Alberta’s economy is stable and growing slowly, but it faces challenges in several areas — particularly with respect to the province’s oil industry.

“Continued delays and uncertainty around pipeline construction have meant the western Canadian benchmark heavy oil price has not seen the same lift as the North American benchmark,” said ATB Financial in its newest Alberta Economic Outlook. The lack of transportation capacity has resulted in an oversupply of oil in Western Canada, depressing prices along with investment and confidence in the energy industry.

The price of North America’s West Texas Intermediate oil benchmark exceeded US$76 per barrel in October, but slid below US$60 per barrel as of mid-November.
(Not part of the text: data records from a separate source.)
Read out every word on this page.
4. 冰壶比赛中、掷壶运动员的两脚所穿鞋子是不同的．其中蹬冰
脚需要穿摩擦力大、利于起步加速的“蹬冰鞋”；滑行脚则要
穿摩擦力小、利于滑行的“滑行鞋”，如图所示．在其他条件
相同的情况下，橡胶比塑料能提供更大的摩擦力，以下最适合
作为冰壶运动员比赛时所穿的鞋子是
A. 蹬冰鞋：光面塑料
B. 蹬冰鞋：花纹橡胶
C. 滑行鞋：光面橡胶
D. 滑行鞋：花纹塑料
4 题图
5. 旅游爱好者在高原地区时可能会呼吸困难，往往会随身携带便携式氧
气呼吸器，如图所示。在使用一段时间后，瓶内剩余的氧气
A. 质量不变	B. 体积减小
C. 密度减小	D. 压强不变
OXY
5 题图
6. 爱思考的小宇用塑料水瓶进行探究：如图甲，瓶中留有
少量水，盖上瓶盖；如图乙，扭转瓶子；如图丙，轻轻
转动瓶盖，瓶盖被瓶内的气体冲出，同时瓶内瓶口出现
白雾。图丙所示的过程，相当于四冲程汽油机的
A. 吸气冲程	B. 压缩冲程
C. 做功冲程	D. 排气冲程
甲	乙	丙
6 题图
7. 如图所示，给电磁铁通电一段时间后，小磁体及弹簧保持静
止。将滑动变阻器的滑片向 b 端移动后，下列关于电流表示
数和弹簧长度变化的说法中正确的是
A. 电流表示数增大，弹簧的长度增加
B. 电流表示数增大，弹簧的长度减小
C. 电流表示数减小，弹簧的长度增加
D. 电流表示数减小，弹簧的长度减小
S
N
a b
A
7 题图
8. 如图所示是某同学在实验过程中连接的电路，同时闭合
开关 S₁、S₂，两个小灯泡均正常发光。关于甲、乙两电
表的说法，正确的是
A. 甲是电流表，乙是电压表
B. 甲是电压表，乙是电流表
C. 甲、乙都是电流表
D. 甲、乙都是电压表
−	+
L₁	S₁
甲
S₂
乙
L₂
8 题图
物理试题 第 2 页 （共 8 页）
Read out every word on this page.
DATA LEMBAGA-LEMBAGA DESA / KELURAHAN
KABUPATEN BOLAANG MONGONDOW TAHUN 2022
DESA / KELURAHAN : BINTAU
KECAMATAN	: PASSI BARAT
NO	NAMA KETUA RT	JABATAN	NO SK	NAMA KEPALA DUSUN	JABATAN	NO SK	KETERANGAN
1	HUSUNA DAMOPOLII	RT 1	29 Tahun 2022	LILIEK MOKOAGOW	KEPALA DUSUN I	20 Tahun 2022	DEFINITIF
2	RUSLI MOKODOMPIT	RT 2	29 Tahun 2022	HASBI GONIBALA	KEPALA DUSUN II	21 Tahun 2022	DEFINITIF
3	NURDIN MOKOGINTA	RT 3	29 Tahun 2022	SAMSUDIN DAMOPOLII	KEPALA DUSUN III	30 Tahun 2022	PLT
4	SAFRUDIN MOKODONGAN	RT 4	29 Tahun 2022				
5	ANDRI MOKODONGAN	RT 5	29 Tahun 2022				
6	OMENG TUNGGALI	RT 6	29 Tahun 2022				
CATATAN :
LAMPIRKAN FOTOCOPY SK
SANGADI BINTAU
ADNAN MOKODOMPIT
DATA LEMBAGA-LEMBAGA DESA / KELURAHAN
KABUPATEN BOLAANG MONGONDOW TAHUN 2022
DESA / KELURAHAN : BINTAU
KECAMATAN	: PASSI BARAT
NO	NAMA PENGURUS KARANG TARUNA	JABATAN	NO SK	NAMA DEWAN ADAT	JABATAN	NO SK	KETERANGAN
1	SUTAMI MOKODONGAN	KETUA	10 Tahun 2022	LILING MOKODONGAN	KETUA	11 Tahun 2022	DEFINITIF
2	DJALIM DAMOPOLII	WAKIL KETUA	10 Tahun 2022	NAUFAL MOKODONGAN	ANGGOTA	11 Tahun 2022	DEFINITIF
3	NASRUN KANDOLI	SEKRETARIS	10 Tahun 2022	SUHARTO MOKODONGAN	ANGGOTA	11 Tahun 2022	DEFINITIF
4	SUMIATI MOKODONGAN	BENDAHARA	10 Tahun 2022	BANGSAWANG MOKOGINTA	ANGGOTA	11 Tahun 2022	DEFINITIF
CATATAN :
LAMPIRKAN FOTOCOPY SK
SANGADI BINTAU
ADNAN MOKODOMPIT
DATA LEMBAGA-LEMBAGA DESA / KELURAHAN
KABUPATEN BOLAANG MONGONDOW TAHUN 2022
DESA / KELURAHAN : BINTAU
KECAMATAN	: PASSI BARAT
Relative to these movements, Alberta crude has been selling at a steep discount: as of mid-October, it was priced at under US$17.

“The poor performance of western Canadian crude pricing over the past few months is the result of the ongoing shortage of pipeline capacity, combined with US refineries being down temporarily for maintenance,” ATB said in its report.

The pipeline capacity shortage has hampered producers’ ability to bring the product to market, which has curbed investment in new exploration and production. The TransMountain pipeline expansion project, which is supposed to resume next year, remains in limbo as environmental reviews and consultations are still ongoing. On top of that is a US court order handed down in early November, which imposed new environmental reviews and delays on the Keystone XL pipeline.

“This means uncertainty is likely to weigh on Alberta’s oil industry and negatively influence Canadian heavy crude prices well into 2019, if not longer,” the report said. “ATB expects overall investment in our province’s oil patch to be flat both this year and next.”

Provincial officials and private-sector representatives in recently expressed anger and disappointment following the recent federal budget update, which did not include any plans to address Alberta’s pipeline and transportation issues. Met by thousands of pro-pipeline demonstrators in a subsequent visit to Calgary on Thursday, Prime Minister Justin Trudeau acknowledged that the discount in Canadian oil was a “crisis” for the province, adding that the federal government is doing what it can to push the Trans Mountain pipeline expansion forward.

He remained non-committal on another solution that’s been repeatedly suggested to Ottawa: buying more rail cars transport Alberta oil. Speaking before a crowd at Calgary’s Petroleum Club last week, Alberta Premier Rachel Notley said the province itself would do it if the federal government wouldn’t help.

Oil producers in Alberta are split on a third proposal, which would have the provincial government impose temporary cuts until the oil glut dissipates.